Add to that, the fact that Helen’s Dad had a pretty big job and life then it was the biggest family funeral that we’ve had thus far and probably will be into the future.

Now I’m not going to go into all the father things that surround this stuff.  But here’s one little observation I’d like to make.

I first met Allan in 1980 because that’s when I started going out with his daughter and one of his sons was also a mate. Now that is 39 years ago! That’s a long time. Helen and I met as teens, so since I met the man we’ve found careers, bought houses, travelled and had children. Children who are now adults.

Now Allan died aged 91 and 51 weeks, so do the maths and I met this guy when he was 53. So that’s a lesson to all the middle-aged 50-year-olds that you shouldn’t give up because there’s still a whole life potentially before you.

That’s pertinent to me as I waved my youngest boy off on a plane this morning. I’m entering the third stage of life, when the kids leave home. There’s the growing up, there are the kids, and then there are the 20 good summers. If I follow Allan’s example then there’s a whole life still to come.

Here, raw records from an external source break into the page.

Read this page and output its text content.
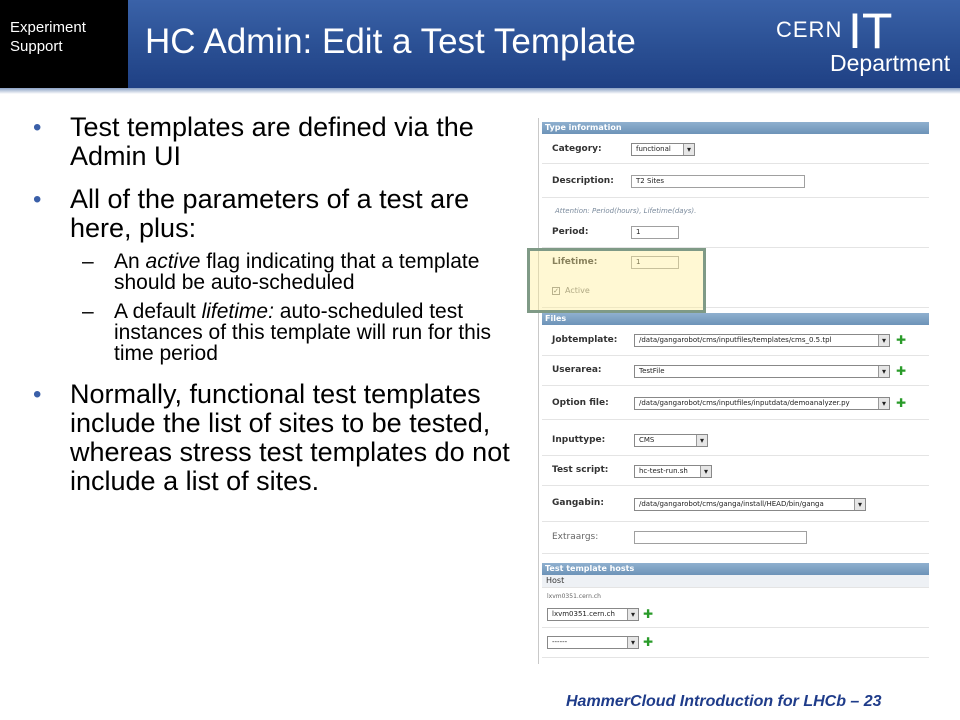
Experiment
Support	HC Admin: Edit a Test Template	CERN IT
Department
• Test templates are defined via the Admin UI
• All of the parameters of a test are here, plus:
– An active flag indicating that a template should be auto-scheduled
– A default lifetime: auto-scheduled test instances of this template will run for this time period
• Normally, functional test templates include the list of sites to be tested, whereas stress test templates do not include a list of sites.
Type information
Category:	functional ▾
Description:	T2 Sites
Attention: Period(hours), Lifetime(days).
Period:	1
Lifetime:	1
✓ Active
Files
Jobtemplate:	/data/gangarobot/cms/inputfiles/templates/cms_0.5.tpl ▾	✚
Userarea:	TestFile ▾	✚
Option file:	/data/gangarobot/cms/inputfiles/inputdata/demoanalyzer.py ▾	✚
Inputtype:	CMS ▾
Test script:	hc-test-run.sh ▾
Gangabin:	/data/gangarobot/cms/ganga/install/HEAD/bin/ganga ▾
Extraargs:
Test template hosts
Host
lxvm0351.cern.ch
lxvm0351.cern.ch ▾	✚
------ ▾	✚
HammerCloud Introduction for LHCb – 23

What was Allan’s example? Well, when I met him he was smoking 40 B and H a day.  But he quit that overnight one day. He started going to the gym in his twenties well before it was fashionable so that’s 70 years of exercise. A couple of years ago he hurt himself in a fall on one of Auckland’s volcanoes that he was climbing - In his late 80s! Not only that to climb One Tree Hill he had walked seven kilometres!  He kept busy and he knew that if you don’t use it you lose it.

So amongst many other things, Allan taught me that it’s never too late to live sensibly. It’s also never too early to live sensibly as well. I’ll talk about that later in the show when I talk about free breast cancer screening and why it starts so late in this country.

And while I was very sad to see Ben go this morning, I am very excited to see all that he brings to the table and I’m determined to live as long as I can to see him thrive.